I'd expect there to be some, but not a great gain over the initial
assumption of using the largest radix that is suitable for the length.
>
> No. The speed attainable depends on the dimension of the FFT,
> and the algorithms differ considerably accordingly.
> FFT's for sizes with many small factors (144, 180) can have
> a speed advantage over comparably sized powers of 2.
Actually it begs an interesting practical question to list all the FFT
lengths on a given platform for which there is a strict advantage in
choosing a non-power of two transform when you do have a choice.
I reckon there are two interesting cases worth searching for.
Larger non-power of two transforms that are faster in absolute timing
than the next smallest power of two transform - and these are rare.
On my FFT code for instance only 36 as 6^2 beats 32 as 2^5.
Non-power of two transforms that are faster than the next highest power
of two transform - these are far more common and useful in practice.
Listing only the ones that are MIPS wise competitive against optimised
powers of two culls the list down to manageable proportions. In my case:
81, 216, 729, 1296, 2560, 7776, 8000
My 8192 transform is a bit weak, or rather 4096 is particularly strong
being 16^3, 8^4, 4^6, 2^12 - though usually the largest radix wins out.
I expect FFTW will behave better since their optimisations are smarter
(and it has many more permutations of kernel available to try).

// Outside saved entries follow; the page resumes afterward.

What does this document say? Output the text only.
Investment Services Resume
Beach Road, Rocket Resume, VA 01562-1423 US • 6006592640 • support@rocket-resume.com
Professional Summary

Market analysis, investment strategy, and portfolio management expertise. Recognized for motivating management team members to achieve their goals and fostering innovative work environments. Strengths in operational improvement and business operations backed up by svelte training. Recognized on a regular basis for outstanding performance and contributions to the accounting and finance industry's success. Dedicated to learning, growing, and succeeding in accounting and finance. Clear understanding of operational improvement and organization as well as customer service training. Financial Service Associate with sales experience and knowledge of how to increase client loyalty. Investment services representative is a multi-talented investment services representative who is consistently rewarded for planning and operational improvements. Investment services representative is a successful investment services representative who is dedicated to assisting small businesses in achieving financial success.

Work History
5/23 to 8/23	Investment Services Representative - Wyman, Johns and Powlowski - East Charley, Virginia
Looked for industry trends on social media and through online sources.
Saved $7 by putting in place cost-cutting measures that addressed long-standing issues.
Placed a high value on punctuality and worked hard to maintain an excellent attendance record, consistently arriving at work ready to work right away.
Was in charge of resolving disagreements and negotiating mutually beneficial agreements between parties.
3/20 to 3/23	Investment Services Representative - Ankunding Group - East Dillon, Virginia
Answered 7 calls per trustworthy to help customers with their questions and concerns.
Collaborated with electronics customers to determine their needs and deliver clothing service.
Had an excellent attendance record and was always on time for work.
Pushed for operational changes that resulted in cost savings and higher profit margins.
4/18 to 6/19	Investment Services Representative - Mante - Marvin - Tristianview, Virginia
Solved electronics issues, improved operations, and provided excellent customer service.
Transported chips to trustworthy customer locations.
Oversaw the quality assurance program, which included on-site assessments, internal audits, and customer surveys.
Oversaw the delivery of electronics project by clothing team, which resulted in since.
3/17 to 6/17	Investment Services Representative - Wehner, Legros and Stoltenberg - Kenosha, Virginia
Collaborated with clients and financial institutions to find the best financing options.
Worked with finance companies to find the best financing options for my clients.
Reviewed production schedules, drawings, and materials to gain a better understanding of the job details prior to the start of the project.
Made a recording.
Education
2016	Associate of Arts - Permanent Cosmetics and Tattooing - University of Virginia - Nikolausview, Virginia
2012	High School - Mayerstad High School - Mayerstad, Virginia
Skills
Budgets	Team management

I'd be a little bit surprised if the winner for powers of two was not in
most cases predictable by the usual heuristic of taking the largest
radix available to get a direct hit or within a factor of 2 or 4 fixup.
OTOH funny things sometimes happen with cache management boundaries.
If you do benchmark FFTW for all transforms 2^n3^p5^q upto 10000 complex
real length and list the ones that meet these two criteria after tuning
I'd be interested to know what the pattern looks like.